The French decided that they wanted “learn the lessons” of the war, and apply them to preparing for the next war with the Germans.
They knew that the technology of war evolves. They were well aware that, once they recovered from their post-war deprivations, the Germans would continue to advance the weapons of war. They were confident that heavily armored vehicles (tanks) would evolve from their nascent status during the “Great War.” To make a long story short, after considerable deliberation, they designed and built the Maginot Line as the ultimate defense against German attack.
The name Maginot “Line” implies that the Maginot whatever was line-like in nature. The reality is richer and more interesting. As this diagram indicates,
it was a rich complex of systems, stretching more than 10 miles from the border posts to the back.
Here, for example, is an element in the Maginot line.
Things like this would contain machine guns and/or anti-tank guns.
It was built over about 10 years, from 1930 to 1940, and was extolled as a “work of genius” by military experts.
The Maginot Line at War
The Germans attacked on May 10, 1940. By May 21, the Germans had the Allied armies trapped by the sea on the northern coast of France. German forces arrived at an undefended Paris on June 14, and forced the French into an armistice on June 22. France, victors in World War I and creators of that work of genius, the Maginot Line, fell in about six weeks.
How did it happen? In retrospect, it’s pretty simple: the Germans read the French script for how the war was to be played, and refused to play the part written for them. Their tanks simply by-passed the invincible Line, and the French planes were inferior in design and number to the German planes.
Even though the English fed them details of German operations obtained by breaking the Enigma code, French inferiority was so great that they still lost!
And how could the French possibly have won when the Germans had generals who looked like this?
Looking back on the Maginot Line
It’s hard to find a better example of “fighting the last war” than the Maginot Line. But surely everyone learned the lessons of how bad it is to fight the last war, right? Nope. That’s one of the reasons why the Maginot Line serves so well as a metaphor, going well beyond its role in history. It serves as an oft-ignored beacon for what you should not do.
The Maginot Line and Cyber Insecurity
We can make ourselves feel comfortable by calling it cyber-security, but the reality is that anyone involved with computers is somehow involved in cyber-warfare, whether as a civilian (most people, the “users”) or as a professional. Most computer professionals like to think they have civilian jobs in the computer industry, but the fact is, they’re involved in cyber-warfare no less than the people who transport military supplies to the soldiers are involved in warfare. Everything they do makes a contribution to either winning the war or losing it.
How’s the cyber-warfare going? How do most wars go when the leaders refuse to acknowledge they’re at war? Yup, that well. We act in every way like we're at peace, and insist on peacetime software development methods, while on the other side, hosts of bad guys fully acknowledge they're at war, and it's a war they intend to win.
The leaders of our computer systems insist that they’re doing everything they can to maintain cyber-security. Their words are often backed by money. It’s not unusual for 10% of a company’s IT budget to be spent on cyber-security. Unfortunately, the vast majority of the money and the efforts go to building the computer version of Maginot Lines, systems that the people in charge are convinced are brilliant, but which are in fact generations behind the bad guys who are constantly attacking them.
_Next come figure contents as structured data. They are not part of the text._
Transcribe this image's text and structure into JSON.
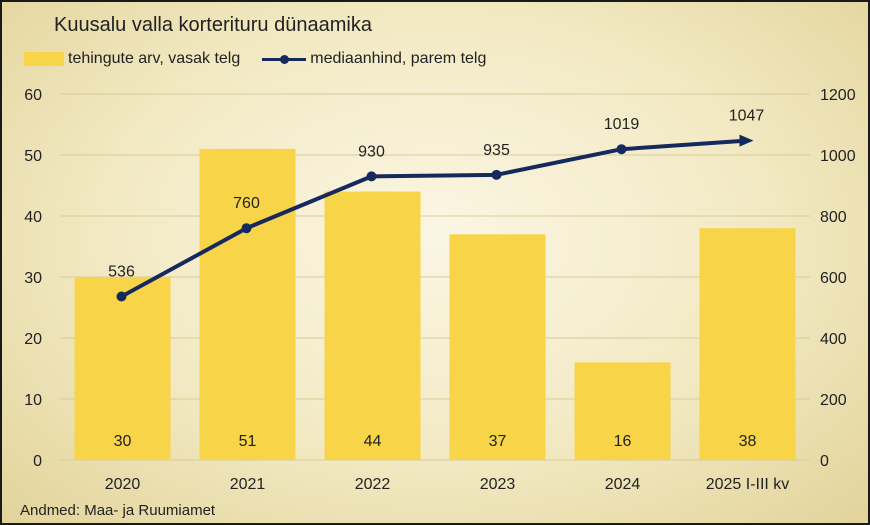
{
  "title": "Kuusalu valla korterituru dünaamika",
  "legend": {
    "bars": "tehingute arv, vasak telg",
    "line": "mediaanhind, parem telg"
  },
  "source": "Andmed: Maa- ja Ruumiamet",
  "colors": {
    "bar": "#f8d448",
    "line": "#16295e",
    "grid": "#d8cc98"
  },
  "chart_data": {
    "type": "bar",
    "categories": [
      "2020",
      "2021",
      "2022",
      "2023",
      "2024",
      "2025 I-III kv"
    ],
    "series": [
      {
        "name": "tehingute arv, vasak telg",
        "type": "bar",
        "axis": "left",
        "values": [
          30,
          51,
          44,
          37,
          16,
          38
        ]
      },
      {
        "name": "mediaanhind, parem telg",
        "type": "line",
        "axis": "right",
        "values": [
          536,
          760,
          930,
          935,
          1019,
          1047
        ]
      }
    ],
    "left_axis": {
      "ylim": [
        0,
        60
      ],
      "ticks": [
        "0",
        "10",
        "20",
        "30",
        "40",
        "50",
        "60"
      ]
    },
    "right_axis": {
      "ylim": [
        0,
        1200
      ],
      "ticks": [
        "0",
        "200",
        "400",
        "600",
        "800",
        "1000",
        "1200"
      ]
    },
    "grid": true,
    "legend_position": "top-left"
  }
}
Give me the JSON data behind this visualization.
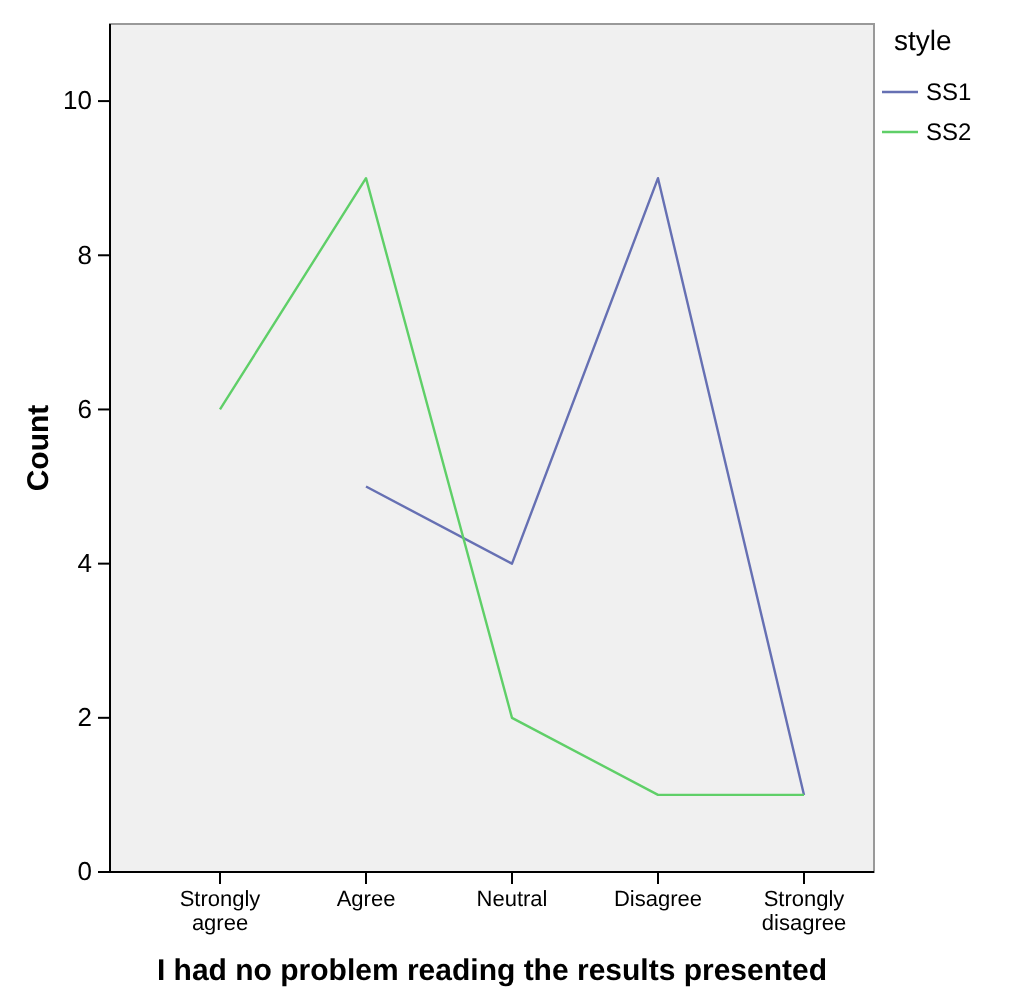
{
  "chart_data": {
    "type": "line",
    "xlabel": "I had no problem reading the results presented",
    "ylabel": "Count",
    "legend_title": "style",
    "legend": "right",
    "categories": [
      "Strongly agree",
      "Agree",
      "Neutral",
      "Disagree",
      "Strongly disagree"
    ],
    "series": [
      {
        "name": "SS1",
        "color": "#6670b3",
        "values": [
          null,
          5,
          4,
          9,
          1
        ]
      },
      {
        "name": "SS2",
        "color": "#5fcf68",
        "values": [
          6,
          9,
          2,
          1,
          1
        ]
      }
    ],
    "ylim": [
      0,
      11
    ],
    "yticks": [
      0,
      2,
      4,
      6,
      8,
      10
    ],
    "grid": false
  }
}
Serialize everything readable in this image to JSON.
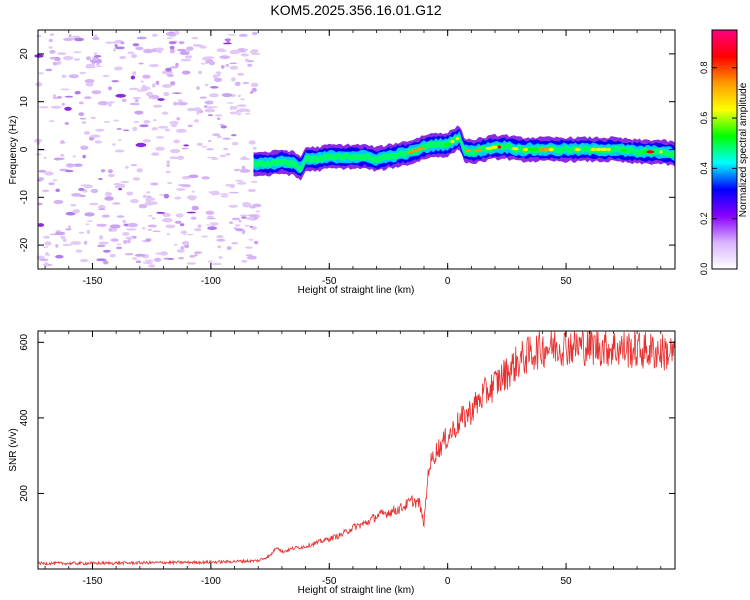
{
  "title": "KOM5.2025.356.16.01.G12",
  "chart_data": [
    {
      "type": "heatmap",
      "name": "spectrogram",
      "xlabel": "Height of straight line (km)",
      "ylabel": "Frequency (Hz)",
      "xlim": [
        -173,
        96
      ],
      "ylim": [
        -25,
        25
      ],
      "xticks": [
        -150,
        -100,
        -50,
        0,
        50
      ],
      "yticks": [
        -20,
        -10,
        0,
        10,
        20
      ],
      "noise_region_x": [
        -173,
        -80
      ],
      "ridge": {
        "x": [
          -82,
          -75,
          -70,
          -65,
          -62,
          -60,
          -55,
          -50,
          -45,
          -40,
          -35,
          -30,
          -25,
          -20,
          -15,
          -10,
          -5,
          0,
          3,
          5,
          7,
          10,
          15,
          20,
          25,
          30,
          40,
          50,
          60,
          70,
          80,
          90,
          96
        ],
        "freq": [
          -3,
          -3,
          -2.5,
          -3,
          -4,
          -2,
          -2,
          -1.5,
          -1.5,
          -1.5,
          -1.5,
          -2,
          -1.5,
          -1,
          -0.5,
          0.5,
          1,
          1,
          2,
          2.5,
          0,
          -0.5,
          0,
          0.5,
          0.5,
          0,
          0,
          0,
          0,
          0,
          -0.5,
          -0.5,
          -1
        ]
      },
      "colorbar": {
        "label": "Normalized spectral amplitude",
        "range": [
          0,
          0.95
        ],
        "ticks": [
          "0.0",
          "0.2",
          "0.4",
          "0.6",
          "0.8"
        ],
        "colors": [
          "#ffffff",
          "#d9b3ff",
          "#8800ff",
          "#0000ff",
          "#00ffff",
          "#00ff00",
          "#ffff00",
          "#ff9900",
          "#ff0000",
          "#ff0080"
        ]
      }
    },
    {
      "type": "line",
      "name": "snr",
      "xlabel": "Height of straight line (km)",
      "ylabel": "SNR (v/v)",
      "xlim": [
        -173,
        96
      ],
      "ylim": [
        0,
        630
      ],
      "xticks": [
        -150,
        -100,
        -50,
        0,
        50
      ],
      "yticks": [
        200,
        400,
        600
      ],
      "series": [
        {
          "name": "SNR",
          "color": "#e83030",
          "x": [
            -173,
            -150,
            -120,
            -100,
            -90,
            -80,
            -75,
            -72,
            -70,
            -65,
            -60,
            -55,
            -50,
            -45,
            -40,
            -35,
            -30,
            -25,
            -20,
            -15,
            -12,
            -10,
            -8,
            -5,
            0,
            5,
            10,
            15,
            20,
            25,
            30,
            35,
            40,
            45,
            50,
            60,
            70,
            80,
            90,
            96
          ],
          "y": [
            15,
            15,
            17,
            18,
            20,
            22,
            35,
            60,
            45,
            55,
            60,
            70,
            80,
            90,
            110,
            120,
            140,
            150,
            160,
            180,
            175,
            120,
            270,
            310,
            350,
            390,
            420,
            460,
            490,
            520,
            550,
            570,
            585,
            590,
            590,
            590,
            585,
            580,
            575,
            570
          ]
        }
      ]
    }
  ]
}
There is a natural tendency to fight the last war, no matter what you’re doing or where you work. Many people are aware of this tendency and try to avoid it, just as the people who built the Maginot Line tried to avoid it. They genuinely tried their best to take into account the advances that would take place, and plan for that future state. But the Germans were more advanced than the French planned for, and more clever.
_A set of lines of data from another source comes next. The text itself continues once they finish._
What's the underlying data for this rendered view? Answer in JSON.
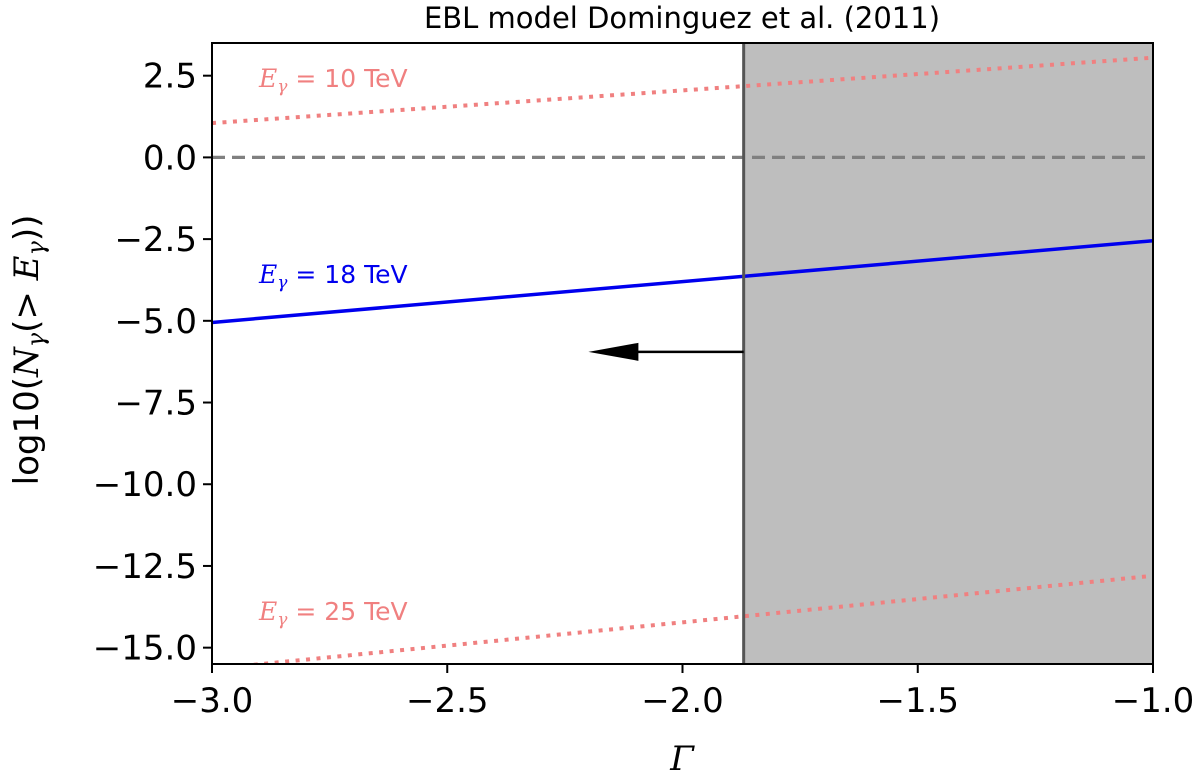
{
  "chart_data": {
    "type": "line",
    "title": "EBL model Dominguez et al. (2011)",
    "xlabel": "Γ",
    "ylabel": {
      "prefix": "log10(",
      "n": "N",
      "n_sub": "γ",
      "mid": "(> ",
      "e": "E",
      "e_sub": "γ",
      "suffix": "))"
    },
    "xlim": [
      -3.0,
      -1.0
    ],
    "ylim": [
      -15.5,
      3.5
    ],
    "xticks": [
      -3.0,
      -2.5,
      -2.0,
      -1.5,
      -1.0
    ],
    "xtick_labels": [
      "−3.0",
      "−2.5",
      "−2.0",
      "−1.5",
      "−1.0"
    ],
    "yticks": [
      2.5,
      0.0,
      -2.5,
      -5.0,
      -7.5,
      -10.0,
      -12.5,
      -15.0
    ],
    "ytick_labels": [
      "2.5",
      "0.0",
      "−2.5",
      "−5.0",
      "−7.5",
      "−10.0",
      "−12.5",
      "−15.0"
    ],
    "grid": false,
    "series": [
      {
        "x": [
          -3.0,
          -1.0
        ],
        "y": [
          1.05,
          3.05
        ],
        "style": "dotted",
        "color": "#f08080",
        "label": {
          "var": "E",
          "sub": "γ",
          "text": " = 10 TeV"
        }
      },
      {
        "x": [
          -3.0,
          -1.0
        ],
        "y": [
          -5.05,
          -2.55
        ],
        "style": "solid",
        "color": "#0000ee",
        "label": {
          "var": "E",
          "sub": "γ",
          "text": " = 18 TeV"
        }
      },
      {
        "x": [
          -3.0,
          -1.0
        ],
        "y": [
          -15.65,
          -12.8
        ],
        "style": "dotted",
        "color": "#f08080",
        "label": {
          "var": "E",
          "sub": "γ",
          "text": " = 25 TeV"
        }
      }
    ],
    "hline": {
      "y": 0.0,
      "style": "dashed",
      "color": "#808080"
    },
    "vline": {
      "x": -1.87,
      "color": "#555555"
    },
    "shaded_region": {
      "x": [
        -1.87,
        -1.0
      ],
      "color": "#bebebe"
    },
    "arrow": {
      "from": [
        -1.87,
        -5.95
      ],
      "to": [
        -2.2,
        -5.95
      ],
      "color": "#000000"
    },
    "annotation_positions": [
      {
        "x": -2.9,
        "y": 2.15
      },
      {
        "x": -2.9,
        "y": -3.85
      },
      {
        "x": -2.9,
        "y": -14.15
      }
    ]
  }
}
So what do you think would take place in a field where the rate of advance of the technology is greater than in any other domain of human experience? If it’s hard for people in domains in which patterns and practices advance slowly, how hard is it in a domain which advances hundreds of times more quickly than anything in history?
That, in a nutshell, is why the vast majority of the billions of dollars spent on cyber-security has the net effect of wasting money and making us cyber-insecure.